BURSA (İGFA) – Geçtiğimiz Temmuz ayında yaşanan “Mavi Ekran” krizi dünya genelinde hava trafiğinde büyük aksamalara neden olurken, Türkiye bu krizden nispeten daha az etkilendi. Ancak Bakan Uraloğlu, bu durumun Türkiye’nin siber güvenlik konusunda daha fazla önlem alması gerektiğini gösterdiğini ifade etti. Ulusal Siber Güvenlik Stratejisi ve Eylem Planının Resmi Gazete’de yayınlandığını hatırlatan Uraloğlu, “Gelişen duruma göre sürekli kendimizi yeniliyoruz. Mevcut süreci güçlendirerek devam ettireceğiz. Krizlere karşı daha dirençli hale gelmeliyiz. Bu tür krizleri yerli ve milli yazılımlar geliştirerek çözebiliriz.” dedi.

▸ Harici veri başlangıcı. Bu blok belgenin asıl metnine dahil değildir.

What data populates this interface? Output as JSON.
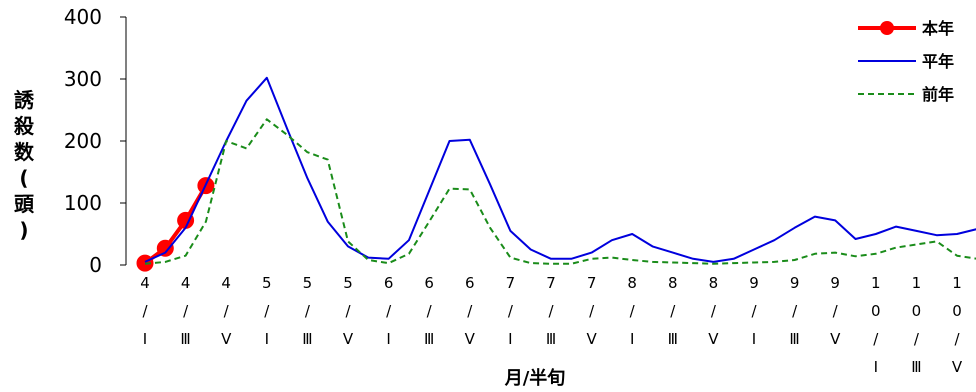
{
  "chart_data": {
    "type": "line",
    "ylabel": "誘殺数(頭)",
    "xlabel": "月/半旬",
    "ylim": [
      0,
      400
    ],
    "yticks": [
      0,
      100,
      200,
      300,
      400
    ],
    "grid": false,
    "legend_position": "top-right",
    "categories": [
      [
        "4",
        "/",
        "I"
      ],
      [
        "4",
        "/",
        "Ⅲ"
      ],
      [
        "4",
        "/",
        "V"
      ],
      [
        "5",
        "/",
        "I"
      ],
      [
        "5",
        "/",
        "Ⅲ"
      ],
      [
        "5",
        "/",
        "V"
      ],
      [
        "6",
        "/",
        "I"
      ],
      [
        "6",
        "/",
        "Ⅲ"
      ],
      [
        "6",
        "/",
        "V"
      ],
      [
        "7",
        "/",
        "I"
      ],
      [
        "7",
        "/",
        "Ⅲ"
      ],
      [
        "7",
        "/",
        "V"
      ],
      [
        "8",
        "/",
        "I"
      ],
      [
        "8",
        "/",
        "Ⅲ"
      ],
      [
        "8",
        "/",
        "V"
      ],
      [
        "9",
        "/",
        "I"
      ],
      [
        "9",
        "/",
        "Ⅲ"
      ],
      [
        "9",
        "/",
        "V"
      ],
      [
        "1",
        "0",
        "/",
        "I"
      ],
      [
        "1",
        "0",
        "/",
        "Ⅲ"
      ],
      [
        "1",
        "0",
        "/",
        "V"
      ]
    ],
    "series": [
      {
        "name": "本年",
        "color": "#ff0000",
        "style": "solid-markers",
        "x": [
          0,
          0.5,
          1,
          1.5
        ],
        "y": [
          3,
          27,
          72,
          128
        ]
      },
      {
        "name": "平年",
        "color": "#0000dd",
        "style": "solid",
        "x": [
          0,
          0.5,
          1,
          1.5,
          2,
          2.5,
          3,
          3.5,
          4,
          4.5,
          5,
          5.5,
          6,
          6.5,
          7,
          7.5,
          8,
          8.5,
          9,
          9.5,
          10,
          10.5,
          11,
          11.5,
          12,
          12.5,
          13,
          13.5,
          14,
          14.5,
          15,
          15.5,
          16,
          16.5,
          17,
          17.5,
          18,
          18.5,
          19,
          19.5,
          20,
          20.5
        ],
        "y": [
          5,
          20,
          60,
          130,
          200,
          265,
          302,
          220,
          140,
          70,
          30,
          12,
          10,
          40,
          120,
          200,
          202,
          130,
          55,
          25,
          10,
          10,
          20,
          40,
          50,
          30,
          20,
          10,
          5,
          10,
          25,
          40,
          60,
          78,
          72,
          42,
          50,
          62,
          55,
          48,
          50,
          58
        ]
      },
      {
        "name": "前年",
        "color": "#1a8c1a",
        "style": "dashed",
        "x": [
          0,
          0.5,
          1,
          1.5,
          2,
          2.5,
          3,
          3.5,
          4,
          4.5,
          5,
          5.5,
          6,
          6.5,
          7,
          7.5,
          8,
          8.5,
          9,
          9.5,
          10,
          10.5,
          11,
          11.5,
          12,
          12.5,
          13,
          13.5,
          14,
          14.5,
          15,
          15.5,
          16,
          16.5,
          17,
          17.5,
          18,
          18.5,
          19,
          19.5,
          20,
          20.5
        ],
        "y": [
          2,
          5,
          15,
          70,
          200,
          188,
          235,
          210,
          182,
          170,
          38,
          8,
          3,
          18,
          70,
          123,
          122,
          60,
          12,
          3,
          2,
          2,
          10,
          12,
          8,
          5,
          4,
          3,
          2,
          3,
          4,
          5,
          8,
          18,
          20,
          14,
          18,
          28,
          33,
          38,
          15,
          10
        ]
      }
    ]
  }
}
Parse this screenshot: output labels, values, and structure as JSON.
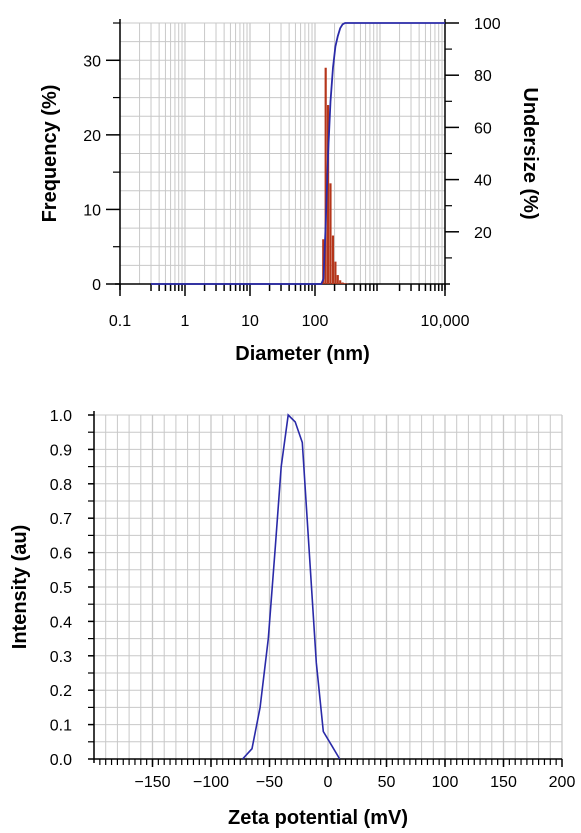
{
  "chart_data": [
    {
      "type": "bar",
      "xlabel": "Diameter (nm)",
      "ylabel": "Frequency (%)",
      "y2label": "Undersize (%)",
      "xscale": "log",
      "xlim": [
        0.1,
        10000
      ],
      "ylim": [
        0,
        35
      ],
      "y2lim": [
        0,
        100
      ],
      "grid": true,
      "x_ticks": [
        {
          "value": 0.1,
          "label": "0.1"
        },
        {
          "value": 1,
          "label": "1"
        },
        {
          "value": 10,
          "label": "10"
        },
        {
          "value": 100,
          "label": "100"
        },
        {
          "value": 10000,
          "label": "10,000"
        }
      ],
      "y_ticks": [
        {
          "value": 0,
          "label": "0"
        },
        {
          "value": 10,
          "label": "10"
        },
        {
          "value": 20,
          "label": "20"
        },
        {
          "value": 30,
          "label": "30"
        }
      ],
      "y2_ticks": [
        {
          "value": 20,
          "label": "20"
        },
        {
          "value": 40,
          "label": "40"
        },
        {
          "value": 60,
          "label": "60"
        },
        {
          "value": 80,
          "label": "80"
        },
        {
          "value": 100,
          "label": "100"
        }
      ],
      "bars": {
        "color": "#b5361b",
        "x": [
          134,
          146,
          159,
          173,
          189,
          206,
          224,
          244,
          266,
          290,
          316
        ],
        "values": [
          6,
          29,
          24,
          13.5,
          6.5,
          3,
          1.2,
          0.5,
          0.2,
          0.1,
          0.05
        ]
      },
      "undersize_curve": {
        "color": "#2a2aa8",
        "x": [
          0.3,
          100,
          125,
          135,
          146,
          159,
          173,
          189,
          206,
          224,
          244,
          266,
          290,
          10000
        ],
        "values": [
          0,
          0,
          0,
          2,
          23,
          50,
          70,
          83,
          91,
          95,
          98,
          99.5,
          100,
          100
        ]
      }
    },
    {
      "type": "line",
      "xlabel": "Zeta potential (mV)",
      "ylabel": "Intensity (au)",
      "xlim": [
        -200,
        200
      ],
      "ylim": [
        0,
        1
      ],
      "grid": true,
      "x_ticks": [
        {
          "value": -150,
          "label": "−150"
        },
        {
          "value": -100,
          "label": "−100"
        },
        {
          "value": -50,
          "label": "−50"
        },
        {
          "value": 0,
          "label": "0"
        },
        {
          "value": 50,
          "label": "50"
        },
        {
          "value": 100,
          "label": "100"
        },
        {
          "value": 150,
          "label": "150"
        },
        {
          "value": 200,
          "label": "200"
        }
      ],
      "y_ticks": [
        {
          "value": 0,
          "label": "0.0"
        },
        {
          "value": 0.1,
          "label": "0.1"
        },
        {
          "value": 0.2,
          "label": "0.2"
        },
        {
          "value": 0.3,
          "label": "0.3"
        },
        {
          "value": 0.4,
          "label": "0.4"
        },
        {
          "value": 0.5,
          "label": "0.5"
        },
        {
          "value": 0.6,
          "label": "0.6"
        },
        {
          "value": 0.7,
          "label": "0.7"
        },
        {
          "value": 0.8,
          "label": "0.8"
        },
        {
          "value": 0.9,
          "label": "0.9"
        },
        {
          "value": 1.0,
          "label": "1.0"
        }
      ],
      "series": [
        {
          "color": "#2a2aa8",
          "x": [
            -73,
            -65,
            -58,
            -51,
            -45,
            -40,
            -34,
            -28,
            -22,
            -16,
            -10,
            -4,
            3,
            10
          ],
          "values": [
            0.0,
            0.03,
            0.15,
            0.35,
            0.62,
            0.85,
            1.0,
            0.98,
            0.92,
            0.6,
            0.28,
            0.08,
            0.04,
            0.0
          ]
        }
      ]
    }
  ]
}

“TÜRKİYE SİBER GÜVENLİKTE DÜNYA ÇAPINDA ÖNEMLİ BİR KONUMDA”
Türkiye’nin siber olaylara müdahalede Avrupa’da 6’ncı, dünyada ise 11’inci sırada yer aldığını belirten Uraloğlu, bu başarının altında yatan en önemli unsurlardan birinin yerli yazılım olduğunun altını çizdi. Ancak kullanılan sistemlerin çoğunun global yazılımlar olduğunu belirten Bakan, yerli yazılım kullanımının arttırılması gerektiğini belirterek, “Burada ne kadar yerlileştirme sağlayabiliriz diye düşünmemiz lazım. Sistemler arttıkça risk de artıyor.” da artıyor.” dedi.
“TÜRKİYE’NİN KENDİ YAZILIMINI GELİŞTİRMESİ BİZİ GÜVENDE TUTACAK”
Vatandaşlar ise siber güvenlikte yerli yazılım kullanımının artırılması gerektiğini destekliyor. Ahmet K. konuya ilişkin görüşlerini şu sözlerle dile getirdi:
“Bu tür krizler tüm dünyayı etkileyebilir. Türkiye’nin kendi yazılımını geliştirmesi bizi bu tür olaylara karşı daha güvende tutuyor. Yerli yazılım kullanmak sadece güvenlik açısından değil, ekonomik bağımsızlık açısından da önemli. Ancak bu yazılımın kalitesinin dünya standartlarına uygun olması gerekiyor. ” “Teknolojide dışa bağımlı kalmamamız gerektiğini düşünüyorum.”